Provision of early and adequate enteral nutrition (EN) to critically ill patients is associated with improved clinical outcomes; however, 50 to 60% of prescribed EN is received. We aimed to characterise the incidence and determinants of intolerance and assess its influence on nutritional and clinical outcomes using the 2009 Critical Care Nutrition Survey (CCNS).
The CCNS survey is a prospective observational cohort study of nutrition practices from over 150 ICUs around the world. Included patients were those that remained in ICU for ≥72 hours and were mechanically ventilated ≤48 hours of admission to ICU. We collected pertinent baseline and outcome data that included nutritional adequacy, ventilator-free days, 60-day mortality and ICU stay. Intolerance was defined as interruption of EN due to gastrointestinal (GI) reasons (high gastric residuals, increased abdominal girth/abdominal distension, vomiting/emesis, diarrhoea or subjective discomfort). In the analysis of intolerance we included each potential effect into a logistic regression analysis to determine its significance.

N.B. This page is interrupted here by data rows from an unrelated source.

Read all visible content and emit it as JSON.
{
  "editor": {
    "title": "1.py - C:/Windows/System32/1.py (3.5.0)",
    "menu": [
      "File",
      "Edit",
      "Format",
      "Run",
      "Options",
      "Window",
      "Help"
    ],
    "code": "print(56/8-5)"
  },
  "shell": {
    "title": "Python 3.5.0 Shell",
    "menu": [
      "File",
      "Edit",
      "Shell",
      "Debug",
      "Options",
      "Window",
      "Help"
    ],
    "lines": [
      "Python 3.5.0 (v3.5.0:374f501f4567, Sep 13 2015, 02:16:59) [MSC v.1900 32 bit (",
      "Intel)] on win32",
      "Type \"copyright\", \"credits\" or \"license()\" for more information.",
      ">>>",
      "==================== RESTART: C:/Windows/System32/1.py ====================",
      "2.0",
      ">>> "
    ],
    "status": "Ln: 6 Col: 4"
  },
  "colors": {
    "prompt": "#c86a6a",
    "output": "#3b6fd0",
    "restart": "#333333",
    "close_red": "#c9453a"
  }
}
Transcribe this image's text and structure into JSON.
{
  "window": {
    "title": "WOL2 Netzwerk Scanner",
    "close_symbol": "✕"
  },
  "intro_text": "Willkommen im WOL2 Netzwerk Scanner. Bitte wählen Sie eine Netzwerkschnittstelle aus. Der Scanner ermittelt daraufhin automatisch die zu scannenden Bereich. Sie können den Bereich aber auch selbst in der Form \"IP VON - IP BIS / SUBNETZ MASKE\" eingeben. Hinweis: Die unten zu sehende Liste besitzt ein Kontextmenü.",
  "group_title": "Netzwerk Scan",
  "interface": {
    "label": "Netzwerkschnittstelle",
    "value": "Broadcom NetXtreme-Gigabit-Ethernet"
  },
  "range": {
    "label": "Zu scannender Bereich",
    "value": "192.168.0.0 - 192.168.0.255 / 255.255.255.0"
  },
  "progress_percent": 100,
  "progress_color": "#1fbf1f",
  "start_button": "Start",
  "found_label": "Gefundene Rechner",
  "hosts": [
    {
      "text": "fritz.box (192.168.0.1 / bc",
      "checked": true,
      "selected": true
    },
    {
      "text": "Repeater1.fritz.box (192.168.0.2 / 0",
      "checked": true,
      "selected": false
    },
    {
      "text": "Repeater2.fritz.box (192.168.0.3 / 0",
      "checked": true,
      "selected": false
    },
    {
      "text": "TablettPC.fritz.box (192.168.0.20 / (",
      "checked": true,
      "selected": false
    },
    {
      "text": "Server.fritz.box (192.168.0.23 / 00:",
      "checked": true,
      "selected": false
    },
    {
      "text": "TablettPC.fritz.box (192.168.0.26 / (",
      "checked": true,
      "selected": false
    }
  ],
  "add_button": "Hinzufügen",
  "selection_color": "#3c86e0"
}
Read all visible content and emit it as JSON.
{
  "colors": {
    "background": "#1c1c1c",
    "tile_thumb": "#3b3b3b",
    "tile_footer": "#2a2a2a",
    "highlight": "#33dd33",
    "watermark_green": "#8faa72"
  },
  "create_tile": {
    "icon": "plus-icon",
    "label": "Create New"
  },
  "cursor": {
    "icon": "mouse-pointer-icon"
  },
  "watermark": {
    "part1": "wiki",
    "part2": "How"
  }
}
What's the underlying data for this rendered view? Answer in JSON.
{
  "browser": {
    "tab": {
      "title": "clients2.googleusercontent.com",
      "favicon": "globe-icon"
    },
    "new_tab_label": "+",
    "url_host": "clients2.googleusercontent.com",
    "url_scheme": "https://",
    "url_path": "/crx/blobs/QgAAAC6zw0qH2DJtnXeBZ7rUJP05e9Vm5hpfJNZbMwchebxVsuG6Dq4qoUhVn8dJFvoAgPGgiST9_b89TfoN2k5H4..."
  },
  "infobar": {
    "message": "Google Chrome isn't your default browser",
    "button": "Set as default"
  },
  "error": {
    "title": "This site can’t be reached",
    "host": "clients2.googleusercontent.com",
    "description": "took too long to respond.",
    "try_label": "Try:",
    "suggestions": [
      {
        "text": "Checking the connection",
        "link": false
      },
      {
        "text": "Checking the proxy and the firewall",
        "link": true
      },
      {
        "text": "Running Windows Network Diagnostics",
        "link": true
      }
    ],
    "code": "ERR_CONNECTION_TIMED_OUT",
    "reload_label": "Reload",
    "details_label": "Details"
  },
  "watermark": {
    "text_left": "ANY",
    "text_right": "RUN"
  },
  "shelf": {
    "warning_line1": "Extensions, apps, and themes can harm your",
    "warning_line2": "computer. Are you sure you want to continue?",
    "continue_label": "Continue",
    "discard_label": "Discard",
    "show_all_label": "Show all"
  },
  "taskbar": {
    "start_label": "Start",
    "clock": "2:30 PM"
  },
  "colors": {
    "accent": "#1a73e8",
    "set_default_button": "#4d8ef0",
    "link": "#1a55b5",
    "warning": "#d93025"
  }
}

Data from 1,888 ICU patients receiving EN were analysed. The incidence of intolerance was 30.5%, and occurred after a median 3 days from EN initiation. Factors associated with intolerance were: diagnosis category (P = 0.0009) (GI, cardiovascular and sepsis categories with the highest risk), pre-emptive motility agent use (P = 0.0125), non-GI interruptions to feed (P = 0.0086) and global region (P = 0.0006). Intolerance was associated with poor nutritional adequacy, increased mortality, longer ventilator dependence and increased length of ICU stay (P < 0.05) (Table 1). Poorer clinical outcomes were seen with increasing number of days of intolerance.
Table 1. Nutritional adequacy and clinical endpoints in tolerant and intolerant EN patients
Intolerance is common amongst the EN ICU population and is associated with poor nutritional and clinical outcomes.